En revanche, nous pourrions nous fixer deux objectifs. Le premier est la mixité de sexe et d’âge. Rejoindre les jeunes n’est pas facile, si l’on ne veut pas tomber dans la facilité d’un public scolaire, qui est un public captif et donc factice. Pour étudier la philosophie, les scolaires ont leur professeur de philosophie et PPP n’a pas pour mission première de s’adresser à des classes, dans un contexte scolaire. Il faut que le jeune vienne par démarche volontaire, par choix, seul, en petit groupe ou en famille.

Le deuxième objectif est de rejoindre les professionnels, c’est-à-dire les personnes en activité. La nature même des problèmes que nous allons traiter nous oblige à nous tourner vers certaines professions. Nos collègues enseignants, d’abord. Mais aussi les professions sociales, les professions juridiques, les professions médicales, les psychologues, etc.

Ø Comment nous faire connaître au sein de ces professions ?

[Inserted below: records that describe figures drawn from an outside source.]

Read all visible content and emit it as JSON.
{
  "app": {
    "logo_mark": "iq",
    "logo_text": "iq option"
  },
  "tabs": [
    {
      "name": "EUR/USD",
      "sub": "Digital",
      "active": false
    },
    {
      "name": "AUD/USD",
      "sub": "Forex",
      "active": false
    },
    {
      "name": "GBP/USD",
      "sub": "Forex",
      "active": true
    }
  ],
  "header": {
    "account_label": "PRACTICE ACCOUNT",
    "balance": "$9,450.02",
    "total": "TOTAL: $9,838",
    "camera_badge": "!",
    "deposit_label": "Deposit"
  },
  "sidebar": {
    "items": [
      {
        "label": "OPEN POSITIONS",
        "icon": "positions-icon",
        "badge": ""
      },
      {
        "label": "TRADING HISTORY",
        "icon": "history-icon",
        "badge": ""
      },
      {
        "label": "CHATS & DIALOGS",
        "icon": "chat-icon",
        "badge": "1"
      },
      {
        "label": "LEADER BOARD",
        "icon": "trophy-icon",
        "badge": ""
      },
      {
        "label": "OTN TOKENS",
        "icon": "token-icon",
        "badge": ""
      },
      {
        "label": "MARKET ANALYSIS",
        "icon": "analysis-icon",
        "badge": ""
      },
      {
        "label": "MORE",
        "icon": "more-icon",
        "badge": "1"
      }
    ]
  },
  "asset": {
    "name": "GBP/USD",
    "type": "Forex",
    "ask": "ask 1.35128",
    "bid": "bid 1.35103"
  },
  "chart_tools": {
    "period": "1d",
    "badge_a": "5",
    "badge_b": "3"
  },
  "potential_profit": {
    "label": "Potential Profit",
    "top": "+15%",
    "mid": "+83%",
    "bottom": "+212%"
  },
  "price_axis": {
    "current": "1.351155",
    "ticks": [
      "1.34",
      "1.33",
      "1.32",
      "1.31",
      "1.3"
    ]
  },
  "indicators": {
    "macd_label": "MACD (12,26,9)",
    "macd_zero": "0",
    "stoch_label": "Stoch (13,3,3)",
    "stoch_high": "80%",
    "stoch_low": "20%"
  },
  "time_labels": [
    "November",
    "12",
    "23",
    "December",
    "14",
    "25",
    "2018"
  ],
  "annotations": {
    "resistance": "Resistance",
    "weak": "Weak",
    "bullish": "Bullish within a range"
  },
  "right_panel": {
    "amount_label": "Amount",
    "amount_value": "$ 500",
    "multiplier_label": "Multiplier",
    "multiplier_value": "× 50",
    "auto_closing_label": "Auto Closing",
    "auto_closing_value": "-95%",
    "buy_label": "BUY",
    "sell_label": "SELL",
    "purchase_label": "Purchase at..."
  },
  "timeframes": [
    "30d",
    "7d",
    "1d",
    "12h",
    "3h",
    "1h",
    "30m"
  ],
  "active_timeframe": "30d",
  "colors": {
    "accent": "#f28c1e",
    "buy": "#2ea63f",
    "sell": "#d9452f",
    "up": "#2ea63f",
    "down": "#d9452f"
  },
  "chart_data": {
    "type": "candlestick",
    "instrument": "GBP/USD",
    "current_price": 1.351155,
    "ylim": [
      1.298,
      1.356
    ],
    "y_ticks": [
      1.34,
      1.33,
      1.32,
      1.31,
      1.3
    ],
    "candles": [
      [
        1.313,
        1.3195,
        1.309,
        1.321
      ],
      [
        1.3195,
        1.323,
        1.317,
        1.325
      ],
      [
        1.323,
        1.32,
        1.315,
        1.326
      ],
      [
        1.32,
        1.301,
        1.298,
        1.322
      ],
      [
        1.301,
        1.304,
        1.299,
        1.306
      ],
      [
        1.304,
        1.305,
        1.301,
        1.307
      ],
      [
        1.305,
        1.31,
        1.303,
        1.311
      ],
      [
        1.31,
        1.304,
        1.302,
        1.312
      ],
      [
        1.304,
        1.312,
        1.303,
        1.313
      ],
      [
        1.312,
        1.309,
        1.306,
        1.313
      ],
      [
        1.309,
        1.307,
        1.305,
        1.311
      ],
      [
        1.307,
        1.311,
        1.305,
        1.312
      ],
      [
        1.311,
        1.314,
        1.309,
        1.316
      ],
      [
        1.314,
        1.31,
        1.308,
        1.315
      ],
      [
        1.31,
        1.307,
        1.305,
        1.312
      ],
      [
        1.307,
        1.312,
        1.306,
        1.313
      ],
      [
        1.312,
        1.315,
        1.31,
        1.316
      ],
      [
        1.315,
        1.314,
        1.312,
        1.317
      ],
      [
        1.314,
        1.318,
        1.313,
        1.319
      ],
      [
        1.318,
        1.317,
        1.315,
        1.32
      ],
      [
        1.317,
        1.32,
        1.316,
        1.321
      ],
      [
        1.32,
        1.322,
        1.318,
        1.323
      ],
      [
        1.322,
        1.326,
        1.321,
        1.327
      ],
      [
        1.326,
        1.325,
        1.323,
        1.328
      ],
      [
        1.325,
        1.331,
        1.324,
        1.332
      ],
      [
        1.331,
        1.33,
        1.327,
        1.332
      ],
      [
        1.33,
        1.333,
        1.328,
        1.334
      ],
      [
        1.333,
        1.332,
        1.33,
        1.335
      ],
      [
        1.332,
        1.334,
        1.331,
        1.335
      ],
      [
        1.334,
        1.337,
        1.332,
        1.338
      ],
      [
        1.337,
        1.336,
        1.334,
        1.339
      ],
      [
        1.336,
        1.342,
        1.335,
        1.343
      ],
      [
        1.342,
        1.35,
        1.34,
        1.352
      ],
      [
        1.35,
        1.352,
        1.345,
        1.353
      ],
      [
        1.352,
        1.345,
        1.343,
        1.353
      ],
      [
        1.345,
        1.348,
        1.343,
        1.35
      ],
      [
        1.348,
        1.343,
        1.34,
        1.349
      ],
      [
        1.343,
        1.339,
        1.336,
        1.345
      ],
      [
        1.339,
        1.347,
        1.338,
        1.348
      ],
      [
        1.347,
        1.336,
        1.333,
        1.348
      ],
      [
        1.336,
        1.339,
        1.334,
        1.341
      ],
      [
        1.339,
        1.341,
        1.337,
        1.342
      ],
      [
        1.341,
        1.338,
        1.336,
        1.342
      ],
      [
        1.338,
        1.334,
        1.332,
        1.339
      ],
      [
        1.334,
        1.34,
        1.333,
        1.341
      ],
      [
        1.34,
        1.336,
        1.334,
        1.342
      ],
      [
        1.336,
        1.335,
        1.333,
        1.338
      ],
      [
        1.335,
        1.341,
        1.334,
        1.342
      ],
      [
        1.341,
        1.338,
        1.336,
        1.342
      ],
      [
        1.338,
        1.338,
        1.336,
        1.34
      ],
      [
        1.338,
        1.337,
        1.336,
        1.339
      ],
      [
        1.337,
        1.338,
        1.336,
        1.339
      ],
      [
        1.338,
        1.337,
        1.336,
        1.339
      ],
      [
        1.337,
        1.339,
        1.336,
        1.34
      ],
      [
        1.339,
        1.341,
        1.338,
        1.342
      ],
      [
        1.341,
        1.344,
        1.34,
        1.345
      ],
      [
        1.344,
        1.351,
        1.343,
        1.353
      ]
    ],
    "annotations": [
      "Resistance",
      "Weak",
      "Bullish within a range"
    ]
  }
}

Par ailleurs, nous devons aussi rejoindre les autres associations et les militants de différents styles. Je pense notamment aux associations liées à l’écologie, voire au développement personnel, car ces associations sont porteuses d’un questionnement sur les valeurs et les modes de vie.

 

Pour finir, je dirais que le programme que je viens de dessiner est bien trop ambitieux par rapport à nos moyens. Soyons réalistes et modestes : nous n’arriverons évidemment pas à le remplir. Nous pouvons nous contenter d’une petite réussite sur un point ou un autre, mais sans perdre de vue l’ensemble. Evidemment, je ne peux pas poser ici, ce soir, la question des intentions, des motivations profondes, ni celle de l’éthique du philosophe : c’est une éthique socratique que nous connaissons tous. Je me contenterai de dire que ce que nous cherchons sans doute, plus ou moins consciemment, dans la mise en commun de notre travail philosophique au-delà du cadre strictement professionnel, au-delà de l’écriture solitaire et de l’exercice esseulé du métier, ce que nous cherchons est de l’ordre d’une communauté philosophique, je veux dire une manière d’être ensemble autour d’un idéal philosophique que nous avons en commun et autour duquel nous invitons autant de personnes que possible, quelles que soient par ailleurs leurs appartenances et convictions, à entrer.